Kathleen Edwards


The Canadian alt-country chanteuse loves Louisville but worries about her native land

You're calling from Louisville? That's one of my favorite places in America.

Hey, we get to ask the questions around here! What is it you like about our city?

Oh, the boys from My Morning Jacket are nearby. And I'm a bourbon girl. I'm always happy to be introduced to a new bourbon. In other cities, promoters say, 'What's this crazy thing on your rider? Woodford Reserve?' In Louisville, it's 'Which cool bourbon can I discover today?'

After touring non-stop for five years, you took some time away, even worked at a vineyard, before getting back to work on the new "Asking for Flowers." Did you simply need the time away to be able to write about something other than life on the road?

Absolutely, it was definitely one of those times where I needed to be grounded somewhere. I was pretty burned out. It felt like I had been touring since about 2001. I'd moved three or four times. Everything changed, and I was never able to stand still. To write songs that were new and fresh, I had to think about staying in one place.

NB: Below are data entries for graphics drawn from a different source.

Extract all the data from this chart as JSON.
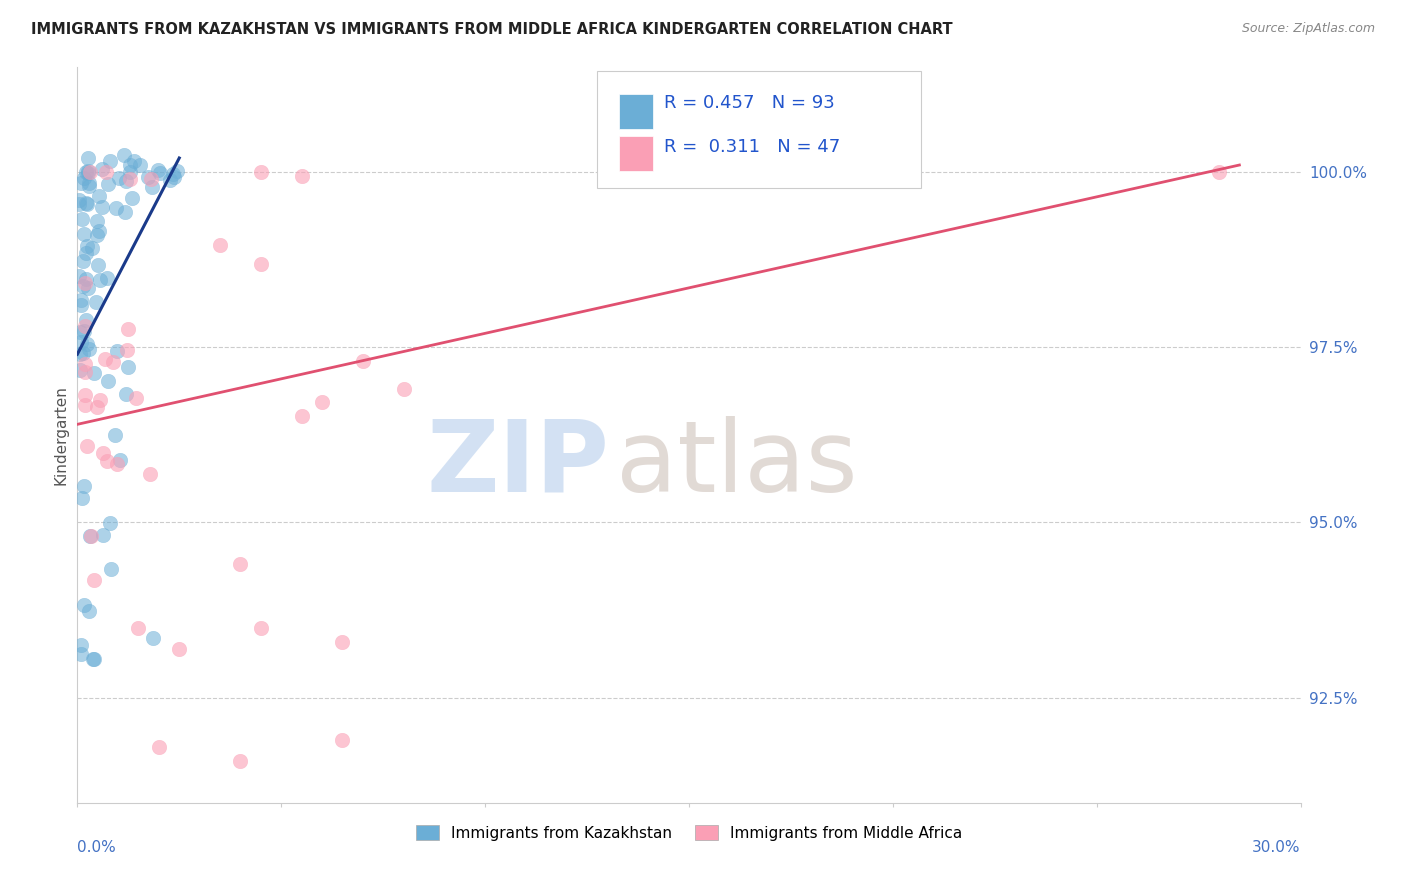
{
  "title": "IMMIGRANTS FROM KAZAKHSTAN VS IMMIGRANTS FROM MIDDLE AFRICA KINDERGARTEN CORRELATION CHART",
  "source": "Source: ZipAtlas.com",
  "ylabel": "Kindergarten",
  "yticks": [
    92.5,
    95.0,
    97.5,
    100.0
  ],
  "legend_blue_label": "Immigrants from Kazakhstan",
  "legend_pink_label": "Immigrants from Middle Africa",
  "R_blue": 0.457,
  "N_blue": 93,
  "R_pink": 0.311,
  "N_pink": 47,
  "blue_color": "#6baed6",
  "pink_color": "#fa9fb5",
  "blue_line_color": "#1a3a8a",
  "pink_line_color": "#e05070",
  "xlim": [
    0.0,
    0.3
  ],
  "ylim": [
    91.0,
    101.5
  ],
  "blue_line_x": [
    0.0,
    0.025
  ],
  "blue_line_y": [
    97.4,
    100.2
  ],
  "pink_line_x": [
    0.0,
    0.285
  ],
  "pink_line_y": [
    96.4,
    100.1
  ]
}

I needed to resume my secret life working in the garden.

The strength of this record is the storytelling - the number of songs on which you're clearly reaching beyond your own experience to write about loss and love.

I tried to be a little more fearless with the decisions I made this time. I started looking into stories about other people's lives that are in a sense ordinary but to them are extraordinary.

You also stepped away from the guitar and got yourself back to speed on the piano again.

I didn't want to call this album in and just use a formula I knew had worked for me in the past. I wanted to write songs that were really good and feel like I was progressing as a songwriter.

In addition to that pressure, you also had one of your heroes, Jim Scott, producing this album. Did that make you even more anxious about the songs?

It did. Jim was somebody whose name I would see on the back covers of albums when I was a teenager. He did Tom Petty's "Wildflowers," which was the soundtrack to my teenage life. Meeting him alone was a thrill - a big piece of cream cheese icing on a slice of carrot cake. What was really intimidating was taking these songs into a session with the people he picked to play on the album (Benmont Tench of Petty's Heartbreakers, Bob Dylan drummer Don Heffington) and playing some of them for the first time.

You take your own country, Canada, to task on "Oh Canada" for racism and violence - that might surprise some people here, who imagine Canada as this idyllic country with national health care and good hockey.

People look at Canada and say, 'Oh, it's such a great country and there are no problems there, and there's no racism and there's no poverty.' And the truth is, sometimes Canadians do that and become complacent to things that are wrong. I don't think it should take the murder of a white person to signal a problem, when there are a lot of people of all different colors being killed by gun violence.